Critical frequency of light flickers depends on lability (functional mobility) of nervous processes, which in turn is sensitive to changes in the mental state of the person. The value of the critical flicker fusion frequency improves when one is excited, and decreases fatigue. The scope of its changes depends on the initial level. In the diagnosis of fatigue (fatigue), an initial value of critical frequency of light flickers is essential.

Dynamometry calf muscles is carried out to monitor the functional state of the neuromuscular system, the effectiveness of restoration actions and strengthening exercises. The maximum power of a muscle in isometric conditions is measured by a special dynamometer design V. Dubrovsky, I. I. Deryabina (1973). In the original sitting position the athlete puts his foot on the plastic base of the device and produces the maximum pressure. In healthy men the strength of the calf muscles is 57±3.6 kg in women is 38.3±2.3 kg. lack of exercise, long breaks in training leading to decreased strength of the calf muscles.
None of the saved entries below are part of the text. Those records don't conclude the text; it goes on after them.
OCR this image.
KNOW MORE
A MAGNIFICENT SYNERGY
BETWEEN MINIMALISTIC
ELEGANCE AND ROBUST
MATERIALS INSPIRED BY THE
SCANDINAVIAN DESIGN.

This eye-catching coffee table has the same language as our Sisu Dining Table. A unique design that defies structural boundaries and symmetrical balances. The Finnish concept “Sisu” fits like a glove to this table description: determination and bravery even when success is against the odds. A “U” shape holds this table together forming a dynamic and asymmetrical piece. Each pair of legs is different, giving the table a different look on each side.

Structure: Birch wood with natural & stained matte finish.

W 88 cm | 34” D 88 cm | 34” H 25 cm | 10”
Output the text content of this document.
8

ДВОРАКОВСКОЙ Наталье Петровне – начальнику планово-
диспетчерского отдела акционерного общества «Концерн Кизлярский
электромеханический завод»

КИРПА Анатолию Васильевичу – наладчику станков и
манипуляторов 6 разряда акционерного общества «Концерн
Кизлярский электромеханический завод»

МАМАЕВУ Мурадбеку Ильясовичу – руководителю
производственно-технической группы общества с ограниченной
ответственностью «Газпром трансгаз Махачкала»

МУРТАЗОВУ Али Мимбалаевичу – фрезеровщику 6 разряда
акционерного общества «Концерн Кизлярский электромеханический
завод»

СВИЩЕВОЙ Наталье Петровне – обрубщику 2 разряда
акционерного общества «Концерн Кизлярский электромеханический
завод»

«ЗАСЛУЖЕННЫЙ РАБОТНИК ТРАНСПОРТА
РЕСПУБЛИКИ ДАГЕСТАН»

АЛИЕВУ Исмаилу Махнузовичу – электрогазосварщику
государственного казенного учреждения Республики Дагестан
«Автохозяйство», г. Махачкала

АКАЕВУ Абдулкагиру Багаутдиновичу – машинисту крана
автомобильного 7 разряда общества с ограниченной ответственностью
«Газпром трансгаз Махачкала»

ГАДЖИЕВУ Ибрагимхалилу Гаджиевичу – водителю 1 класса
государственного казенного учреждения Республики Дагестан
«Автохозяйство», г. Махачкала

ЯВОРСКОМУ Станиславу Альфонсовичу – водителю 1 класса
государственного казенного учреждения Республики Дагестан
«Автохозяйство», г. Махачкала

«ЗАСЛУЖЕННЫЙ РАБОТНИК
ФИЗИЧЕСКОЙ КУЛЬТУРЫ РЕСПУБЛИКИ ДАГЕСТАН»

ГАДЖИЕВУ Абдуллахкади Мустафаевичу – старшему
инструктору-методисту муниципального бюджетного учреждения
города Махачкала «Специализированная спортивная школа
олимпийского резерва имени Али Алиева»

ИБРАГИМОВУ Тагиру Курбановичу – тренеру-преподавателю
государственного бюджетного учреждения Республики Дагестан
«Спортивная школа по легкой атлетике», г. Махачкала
The maximum force of the gastrocnemius muscle, and develop when bending the foot, is one of the most informative indicators of the state of the neuromuscular system.

This method allows to control the training process.

The myography (MG). The myogram is recorded on electrokymography. On your hip (or leg) of an athlete overlaps the cuff from the apparatus Riva-Rocci or cuff to measure temporal pressure, coupled with electrokymography, and on paper through the capsule of Marey recorded myogram. For 20 with the athlete at maximum speed reduces and relaxes the muscles. As you fatigue, the frequency of contraction and the amplitude of the curves decreases. Depending on the functional state, the degree of fitness or fatigue amplitude, frequency and height of the curves change dramatically.